Ela foi a primeira a participar do projeto. “Ela foi muito empolgada, ajudou na cozinha e por ser muito comunicativa preferiu o atendimento pelo contato que pode ter com os clientes”, conta o pai.
Milena já faz planos com o dinheiro que recebe e em casa avançou muito o desenvolvimento de habilidades antes não percebidas. “Nossos cafés da manhã ou da tarde nunca mais foram os mesmos, ela prepara a mesa todos os dias, faz questão de ajudar, nos ensina sobre o sabor, comenta algumas receitas, traz ideias, melhorou muito no relacionamento com a família e com todas as pessoas.

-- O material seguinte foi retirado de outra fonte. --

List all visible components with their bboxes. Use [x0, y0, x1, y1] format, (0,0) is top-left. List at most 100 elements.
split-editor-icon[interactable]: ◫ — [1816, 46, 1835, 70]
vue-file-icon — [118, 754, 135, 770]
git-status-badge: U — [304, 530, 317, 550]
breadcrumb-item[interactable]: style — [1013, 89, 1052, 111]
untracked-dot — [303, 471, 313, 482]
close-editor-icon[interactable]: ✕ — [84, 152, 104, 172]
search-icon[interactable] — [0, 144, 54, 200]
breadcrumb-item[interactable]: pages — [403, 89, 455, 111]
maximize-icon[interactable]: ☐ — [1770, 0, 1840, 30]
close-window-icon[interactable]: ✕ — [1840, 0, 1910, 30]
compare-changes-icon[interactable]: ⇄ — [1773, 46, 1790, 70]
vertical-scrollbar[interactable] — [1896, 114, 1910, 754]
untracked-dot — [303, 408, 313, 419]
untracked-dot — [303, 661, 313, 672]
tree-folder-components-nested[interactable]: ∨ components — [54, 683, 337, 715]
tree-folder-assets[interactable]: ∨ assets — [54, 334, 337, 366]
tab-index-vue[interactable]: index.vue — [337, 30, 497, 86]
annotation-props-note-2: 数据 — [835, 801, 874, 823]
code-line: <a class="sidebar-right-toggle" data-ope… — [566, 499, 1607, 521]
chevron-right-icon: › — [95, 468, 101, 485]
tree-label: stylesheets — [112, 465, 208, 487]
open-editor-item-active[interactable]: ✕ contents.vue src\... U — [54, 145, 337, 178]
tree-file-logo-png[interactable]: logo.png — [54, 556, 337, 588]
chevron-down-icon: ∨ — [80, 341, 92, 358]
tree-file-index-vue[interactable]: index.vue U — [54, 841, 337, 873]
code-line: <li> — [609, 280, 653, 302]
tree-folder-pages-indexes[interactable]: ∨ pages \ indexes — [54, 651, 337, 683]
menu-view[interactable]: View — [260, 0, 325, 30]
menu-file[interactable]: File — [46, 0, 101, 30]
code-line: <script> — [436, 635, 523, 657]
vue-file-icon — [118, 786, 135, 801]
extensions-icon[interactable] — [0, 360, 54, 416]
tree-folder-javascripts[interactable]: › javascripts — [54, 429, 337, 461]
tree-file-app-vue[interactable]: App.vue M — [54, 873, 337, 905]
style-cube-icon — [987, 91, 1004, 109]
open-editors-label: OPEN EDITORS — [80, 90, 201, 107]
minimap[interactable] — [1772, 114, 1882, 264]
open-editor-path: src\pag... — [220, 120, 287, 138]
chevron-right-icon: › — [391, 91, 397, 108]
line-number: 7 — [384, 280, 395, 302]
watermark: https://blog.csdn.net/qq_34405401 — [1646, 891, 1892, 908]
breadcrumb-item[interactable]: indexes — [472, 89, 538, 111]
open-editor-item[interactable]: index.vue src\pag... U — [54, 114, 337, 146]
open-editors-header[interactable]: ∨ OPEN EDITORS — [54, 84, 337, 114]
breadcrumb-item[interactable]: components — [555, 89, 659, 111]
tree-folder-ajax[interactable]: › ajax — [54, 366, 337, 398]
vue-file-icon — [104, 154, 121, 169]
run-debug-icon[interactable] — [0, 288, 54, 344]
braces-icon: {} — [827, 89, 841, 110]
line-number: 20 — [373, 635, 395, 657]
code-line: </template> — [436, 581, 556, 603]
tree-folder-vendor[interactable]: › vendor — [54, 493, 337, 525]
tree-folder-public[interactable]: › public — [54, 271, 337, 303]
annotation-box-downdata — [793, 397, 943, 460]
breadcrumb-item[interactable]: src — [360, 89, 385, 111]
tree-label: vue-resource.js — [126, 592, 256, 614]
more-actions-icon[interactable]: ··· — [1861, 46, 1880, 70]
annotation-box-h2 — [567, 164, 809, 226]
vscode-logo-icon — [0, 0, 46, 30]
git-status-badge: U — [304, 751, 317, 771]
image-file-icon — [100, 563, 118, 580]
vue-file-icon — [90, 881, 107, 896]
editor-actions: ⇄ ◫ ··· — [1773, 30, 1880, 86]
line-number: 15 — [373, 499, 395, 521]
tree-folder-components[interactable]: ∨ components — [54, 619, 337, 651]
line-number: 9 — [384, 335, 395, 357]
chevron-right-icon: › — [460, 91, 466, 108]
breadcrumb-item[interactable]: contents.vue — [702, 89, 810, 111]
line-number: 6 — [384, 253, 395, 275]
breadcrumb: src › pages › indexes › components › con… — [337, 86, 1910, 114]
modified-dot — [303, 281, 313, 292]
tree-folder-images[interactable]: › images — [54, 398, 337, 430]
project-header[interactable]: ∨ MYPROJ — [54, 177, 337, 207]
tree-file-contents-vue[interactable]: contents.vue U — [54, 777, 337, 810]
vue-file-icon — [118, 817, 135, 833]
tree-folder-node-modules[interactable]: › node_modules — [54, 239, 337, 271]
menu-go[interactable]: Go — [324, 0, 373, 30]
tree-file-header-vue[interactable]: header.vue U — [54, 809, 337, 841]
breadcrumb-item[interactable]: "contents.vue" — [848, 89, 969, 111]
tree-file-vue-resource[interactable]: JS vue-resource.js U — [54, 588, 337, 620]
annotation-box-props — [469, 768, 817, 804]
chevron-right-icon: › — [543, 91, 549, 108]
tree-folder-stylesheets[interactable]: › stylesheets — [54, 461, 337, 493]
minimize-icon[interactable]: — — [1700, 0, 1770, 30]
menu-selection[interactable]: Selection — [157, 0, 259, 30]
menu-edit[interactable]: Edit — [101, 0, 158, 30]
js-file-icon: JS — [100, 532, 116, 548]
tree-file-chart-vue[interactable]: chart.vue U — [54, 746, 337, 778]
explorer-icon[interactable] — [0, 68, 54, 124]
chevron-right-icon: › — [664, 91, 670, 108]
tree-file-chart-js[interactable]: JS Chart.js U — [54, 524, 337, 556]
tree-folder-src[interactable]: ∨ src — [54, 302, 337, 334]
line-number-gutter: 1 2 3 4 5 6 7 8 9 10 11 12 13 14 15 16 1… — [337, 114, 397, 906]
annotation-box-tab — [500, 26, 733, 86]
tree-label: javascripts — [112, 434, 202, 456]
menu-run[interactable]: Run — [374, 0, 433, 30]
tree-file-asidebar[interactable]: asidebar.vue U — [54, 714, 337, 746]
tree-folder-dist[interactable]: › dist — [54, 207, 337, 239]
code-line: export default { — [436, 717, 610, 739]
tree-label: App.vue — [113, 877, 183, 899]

É lindo de ver o que a inclusão faz com o ser humano!”, diz Celso.
Independência e inclusão
“Essa oportunidade que o Café Du Centre proporciona aos nossos alunos vai além do treino das habilidades interpessoais, do ganho na socialização e da conquista da autonomia. O que mais me chama a atenção é a autogestão. Eles se preparam para o dia do trabalho, pensam como devem se vestir, se portar, se comunicar. Percebemos uma evolução significativa no desenvolvimento da linguagem, na adaptação às regras de convivência, o senso de organização e disciplina para ocupação dos espaços e participação nas atividades além de uma cooperação mais espontânea”, avalia Karin Luisy, a psicóloga da APAE
Posicionamento social: filosofia e marca
“Saber que contribuímos de alguma maneira para que os sonhos dessas pessoas se aproximem da realidade por esforço delas, que neste fim de ano eles comprarão presentes e pensarão nos próximos desejos certos de que poderão conquistar com planejamento e trabalho, terminar a semana sabendo que servimos sabor, aroma e exemplo é uma realização para nós”, diz Bruna Vieira. “Incentivamos nossos franqueados para projetos semelhantes. Estamos ampliando o projeto com a APAE no Rio de Janeiro. Pra nós, é mais do que um posicionamento social é a marca do que acreditamos enquanto empreendedores, de que o potencial humano é surpreendente”, finaliza Paula Vieira.